The Women in Health IT Roundtable at HIMSS17 in Orlando included the seven recipients of the HIMSS Most Influential Women in Health IT Award, as well as the judges for the initiative. The conversation focused on the influence women can have in the workplace.
"It’s so important that women understand how influential we are, and how much change we can provoke from wherever we are," said Adrienne Eden, vice president of education at CHIME and one of the judges for the HIMSS Most Influential Women in Health IT Awards at the roundtable discussion. “The award was meant to wake up all of our women colleagues and say we want you too. All of you can start influencing now."
Willa Fields (pictured, left) is a professor in the School of Nursing at San Diego State University, where she teaches graduate courses in informatics, performance improvement and healthcare policy. “The take-home message for those of you who do accidentally find out that somebody is making a substantial amount more than you, it behooves you to speak up,” Fields said. “Do it professionally. I didn’t go angrily. I went to my boss in a very nice way, and I found myself with a healthy raise," she said during an October 2016 interview. At the roundtable she also suggested seeking guidance when need be. "We will take twists and turns. I don’t think anybody in this room had a linear path to where they are today."
Helen Donnelly is the executive Director, Strategy & Communications at Verizon Enterprise Solutions. “I feel the need to support women in technology is not a gender issue, it’s a workforce issue," Donnelly said in a HIMSS17-TV interview.
Christina Caraballo, Senior Healthcare Strategist at Get Real Health at the Women in Health IT Roundtable at HIMSS17. "By surrounding yourself with women who think like you and want to encourage you instead of those who want to put you down or feel threatened, you get so much further," Caraballo advised.
Diane Carr is deputy executive director of operations and CIO at Jacobi Medical Center and North Central Bronx Hospital. She is a member of the HIMSS North America Board of Directors and chair of the finance committee. "As leaders, it is essential that we develop a top-down and bottom-up approach to challenge institutional biases inside our organizations and create new partnerships outside them," Carr shared in September 2016.
Shareefa Albulmonem is head of eServices, Office of the CIO at King Faisal Specialist Hospital and Research Center in Saudi Arabia and one of the HIMSS Most Influential Women in Health IT Awards. "I believe technology drives a majority of the advancements we are currently witnessing throughout the world, and the same applies in healthcare. King Faisal Specialist Hospital & Research Center has given me the platform to leverage and implement technology for the betterment of health, patient and citizen care," Albulmonem said in an interview in January 2017.
Marion Ball is senior advisor, IBM-Center for Computational Health and recipient of the HIMSS Most Influential Women in Health IT Award. Advice she offered during the Roundtable, “Have confidence in yourself. You're lucky if you have mentors at a very early stage of your development. The opportunity to know, particularly in this country, [is] that your world is your oyster," Ball said during the Roundtable discussion.

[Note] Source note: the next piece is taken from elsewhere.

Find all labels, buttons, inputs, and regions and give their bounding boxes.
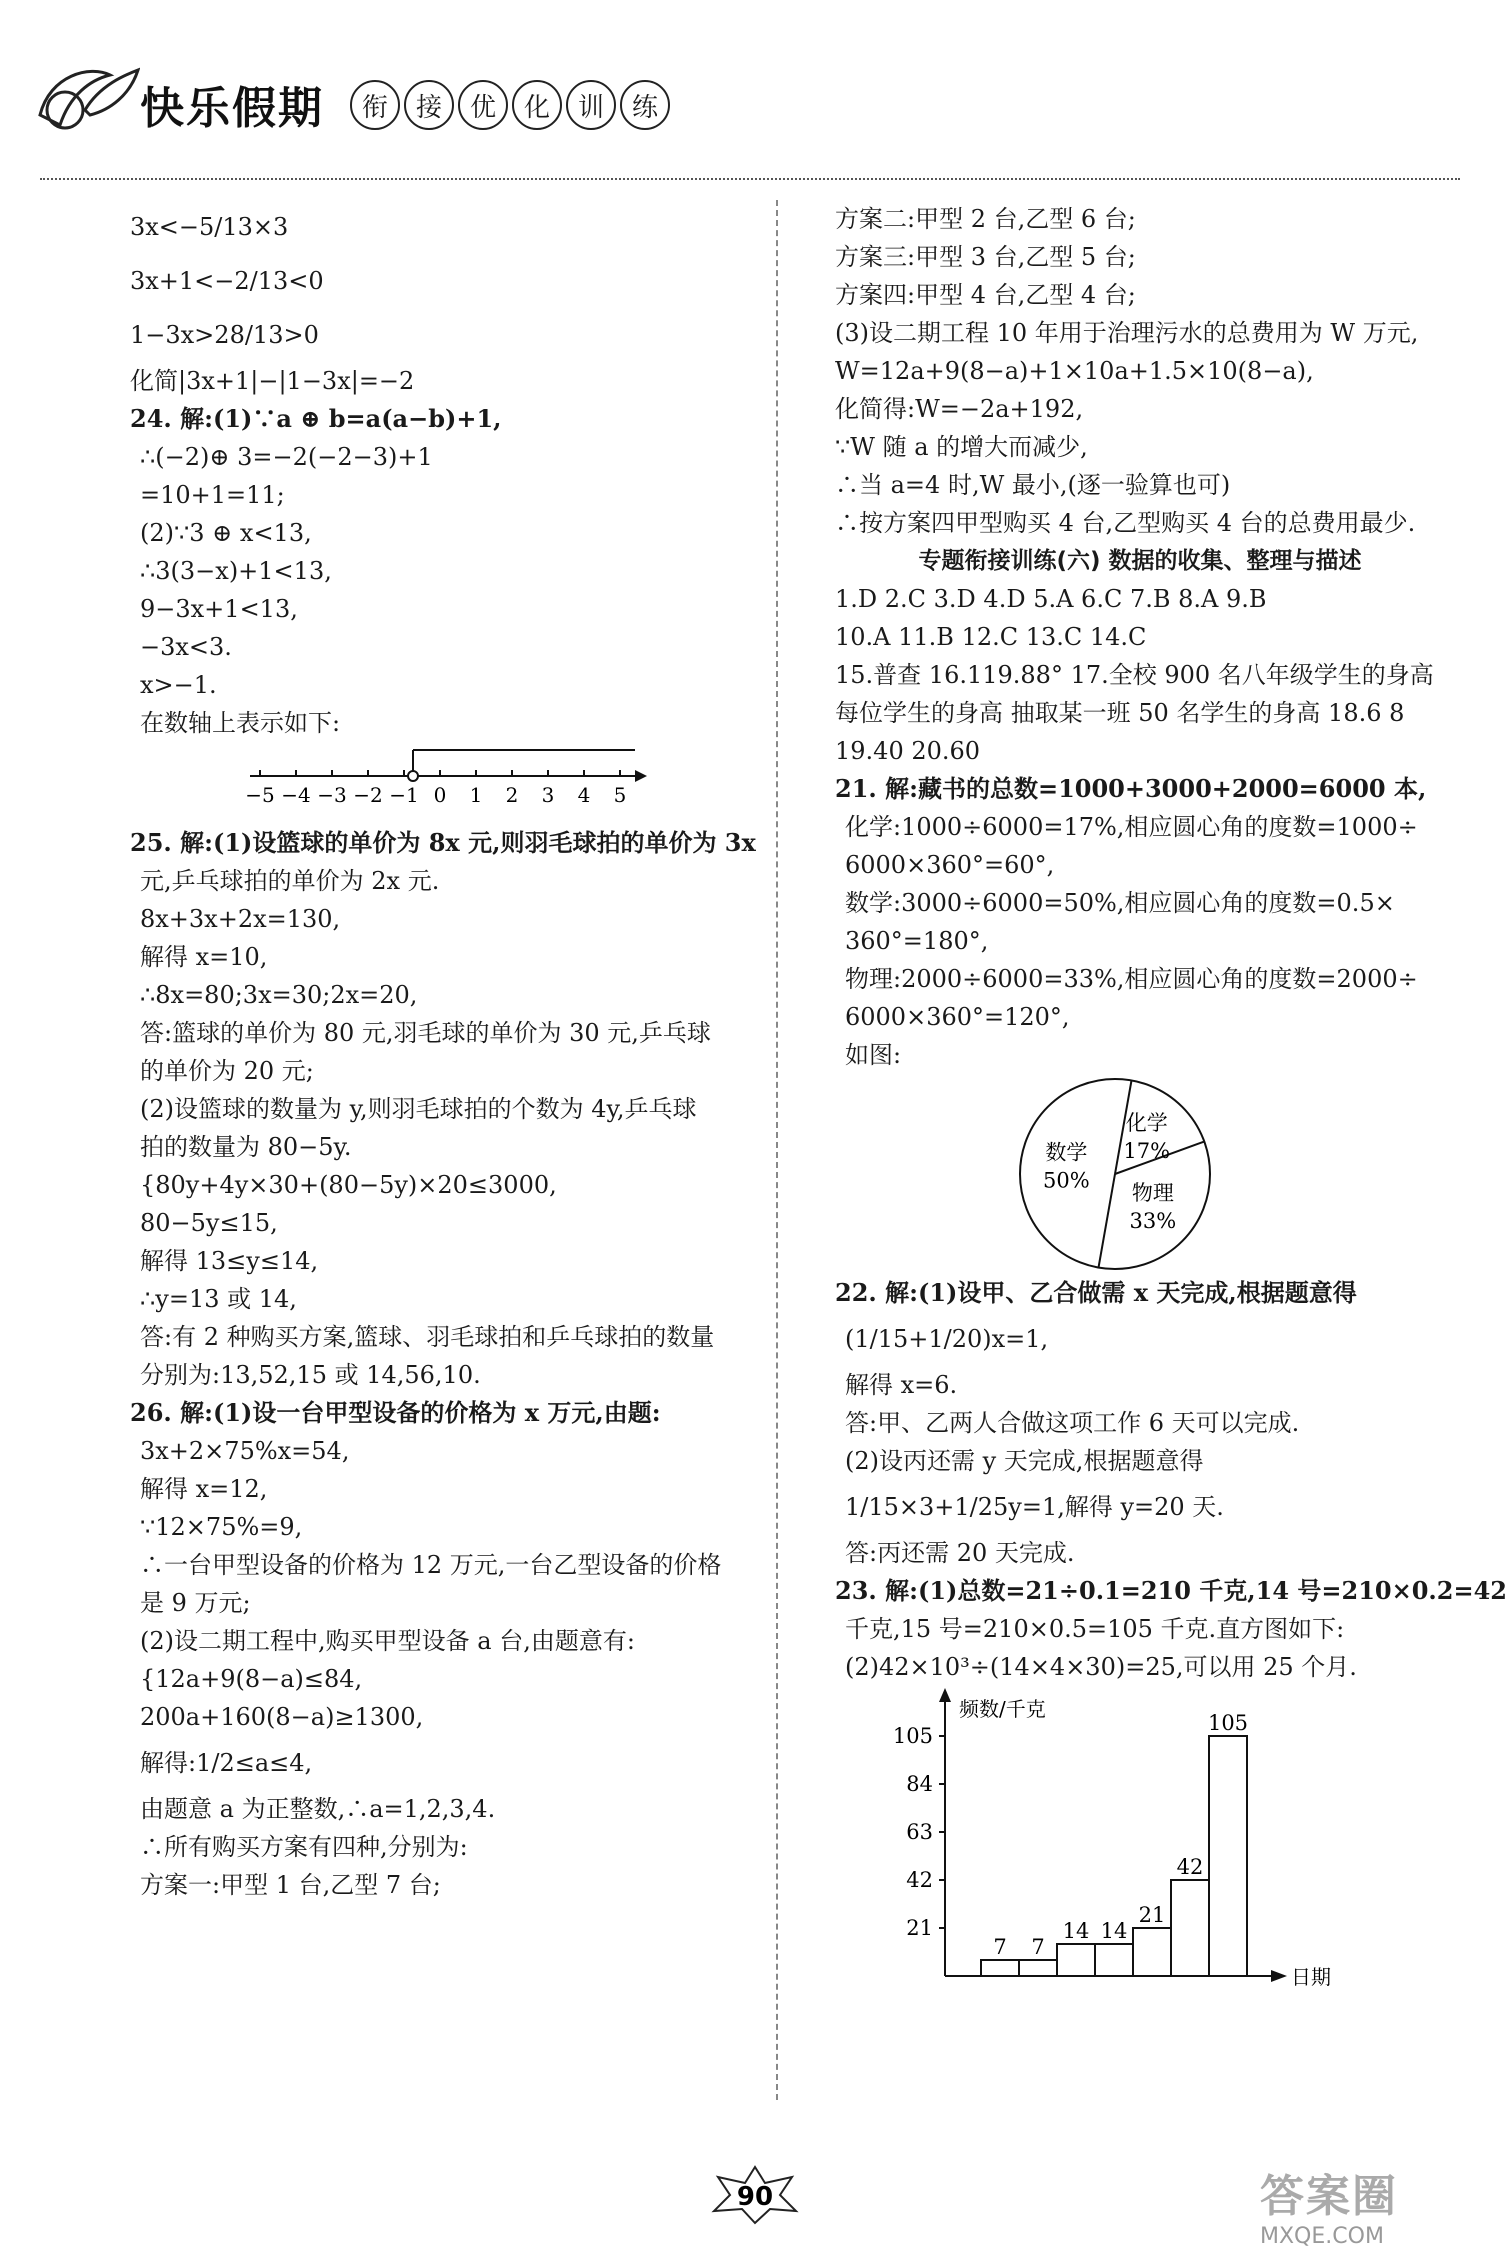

Karen DeSalvo, MD, is the former ONC National Coordinator for Health IT and Acting Assistant Secretary for Health in the U.S. Department of Health and Human Services and a recipient of the HIMSS Most Influential Women in Health IT Award. “Stay in the moment and really be focused on the work at hand," DeSalvo said when asked what advice she would offer women in the profession. "Be open to exploring a path that may take a different direction."
Karen Guice, MD, (pcitured, left) is the former acting assistant secretary of Defense for Health Affairs, US Department of Defense and recipient of the HIMSS Most Influential Women in Health IT Award. "It’s when you take a risk, when you step out of that comfort zone that you can really have some wonderful experiences: good or bad. And the other learning lesson is that some of my bad work experiences have been my most advanced learning opportunities," she said during the Roundtable discussion.
On right, Christina Caraballo, Senior Healthcare Strategist at Get Real Health.
Lisa Stump is a senior vice president and CIO at Yale New Haven Health and Yale School of Medicine. She was one of seven women to receive HIMSS' first-ever Most Influential Women in Health IT Award. "This one, for me, was really a call to action," Stump said about winning her award this year.
Carla Smith is Executive Vice President of HIMSS and moderated the Women in Health IT Roundtable at HIMSS17. "Everybody wins in this because we raise the water for all." Smith noted Women in Health IT was a grassroots initiative that had grown over the span of just one year. At HIMSS17, there were more than 800 women attending the reception celebrating the awardees.